Erklärung der Gruppe "tuwat" vom 23.5.2003

Am 24.4.2003 hat die CDU-Mehrheit der Lübecker Bürgerschaft beschlossen, den Mietvertrag des selbstverwalteten Zentrums “alternative” nicht über das Jahr 2004 hinaus zu verlängern.

Was uns bleibt - Widerstand!

 

Die CDU führte in ihrem Antrag in der Bürgerschaft wirtschaftliche Gründe für ihren Schritt an. Das Gelände, auf dem sich die “alternative” befinde, sei ein “Filetstück” und diese müsse mit einem Umzug ihren Beitrag zum Aufschwung Lübecks leisten.

Derzeit scheint keinerlei Investor für das Gelände der alternative, noch für die nebenan geplante Messehalle vorhanden zu sein. Dies macht deutlich, dass es der CDU neben wirtschaftlichen Aspekten auch um grundsätzlich

ideologische Ablehnung der Projekte auf der alternative geht.

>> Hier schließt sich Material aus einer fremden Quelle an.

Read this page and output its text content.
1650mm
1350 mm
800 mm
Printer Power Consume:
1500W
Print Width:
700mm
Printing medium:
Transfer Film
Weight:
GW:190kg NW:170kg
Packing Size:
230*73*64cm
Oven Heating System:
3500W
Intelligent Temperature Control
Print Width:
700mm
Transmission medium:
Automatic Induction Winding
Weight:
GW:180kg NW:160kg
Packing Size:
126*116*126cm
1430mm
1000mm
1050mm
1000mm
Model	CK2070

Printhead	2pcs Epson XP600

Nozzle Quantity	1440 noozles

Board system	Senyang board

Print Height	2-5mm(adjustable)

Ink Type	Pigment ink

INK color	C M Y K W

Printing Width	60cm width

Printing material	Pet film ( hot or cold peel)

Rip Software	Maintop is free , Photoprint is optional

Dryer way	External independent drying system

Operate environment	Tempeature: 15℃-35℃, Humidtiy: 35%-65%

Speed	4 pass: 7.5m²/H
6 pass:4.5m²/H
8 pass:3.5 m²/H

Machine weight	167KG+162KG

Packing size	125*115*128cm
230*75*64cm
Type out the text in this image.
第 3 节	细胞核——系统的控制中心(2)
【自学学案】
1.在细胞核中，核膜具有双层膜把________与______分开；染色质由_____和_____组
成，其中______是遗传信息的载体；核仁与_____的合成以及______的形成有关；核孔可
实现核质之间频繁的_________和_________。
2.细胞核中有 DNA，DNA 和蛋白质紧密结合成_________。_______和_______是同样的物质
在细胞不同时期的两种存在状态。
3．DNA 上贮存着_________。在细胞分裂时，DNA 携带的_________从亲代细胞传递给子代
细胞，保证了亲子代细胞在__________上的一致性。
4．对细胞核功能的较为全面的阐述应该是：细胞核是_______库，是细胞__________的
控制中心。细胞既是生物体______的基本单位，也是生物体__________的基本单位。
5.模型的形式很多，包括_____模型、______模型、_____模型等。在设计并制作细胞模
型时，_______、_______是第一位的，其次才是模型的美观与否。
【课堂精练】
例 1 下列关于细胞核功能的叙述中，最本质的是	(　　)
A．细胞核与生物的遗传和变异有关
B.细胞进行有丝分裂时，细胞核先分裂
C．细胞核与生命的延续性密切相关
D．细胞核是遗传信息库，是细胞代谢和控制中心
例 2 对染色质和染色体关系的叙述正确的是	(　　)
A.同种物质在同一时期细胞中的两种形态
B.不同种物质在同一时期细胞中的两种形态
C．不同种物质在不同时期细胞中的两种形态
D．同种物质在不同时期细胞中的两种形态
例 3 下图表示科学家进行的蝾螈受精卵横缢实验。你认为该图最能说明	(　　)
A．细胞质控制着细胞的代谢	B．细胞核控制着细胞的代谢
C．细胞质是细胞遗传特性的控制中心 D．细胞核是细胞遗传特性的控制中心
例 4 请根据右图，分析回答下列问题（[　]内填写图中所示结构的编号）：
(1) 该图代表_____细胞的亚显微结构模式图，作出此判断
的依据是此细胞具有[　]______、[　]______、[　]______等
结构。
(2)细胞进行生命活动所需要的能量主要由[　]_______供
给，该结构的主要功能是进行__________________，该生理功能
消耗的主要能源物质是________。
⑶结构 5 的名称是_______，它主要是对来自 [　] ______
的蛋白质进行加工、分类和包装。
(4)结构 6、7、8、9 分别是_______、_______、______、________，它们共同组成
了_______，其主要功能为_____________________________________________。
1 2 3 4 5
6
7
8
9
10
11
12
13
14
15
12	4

Ein Umzug der alternative ist für uns indiskutabel. Der jetzige Standort ist genau der richtige, es gibt keine Gründe, sich dort weg zu bewegen. Der Auftrag der CDU an den Bürgermeister, eine Ersatzgelände zu finden, ist reine Augenwischerei. Es gibt schlichtweg kein stadtnahes Ersatzgelände, dem die CDU letztlich zustimmen würde. All diese wären ebenso „Filetstücke” wie der jetzige Standort. Tatsächlich soll die alternative, wenn nicht gleich plattgemacht, so doch zumindest an den Stadtrand gedrängt werden. Dies würde einen deutlichen Verlust der Wirkungsmöglichkeiten der alternative mit sich bringen. Sie muss für ihre Arbeit stadtnah gelegen und gut erreichbar sein.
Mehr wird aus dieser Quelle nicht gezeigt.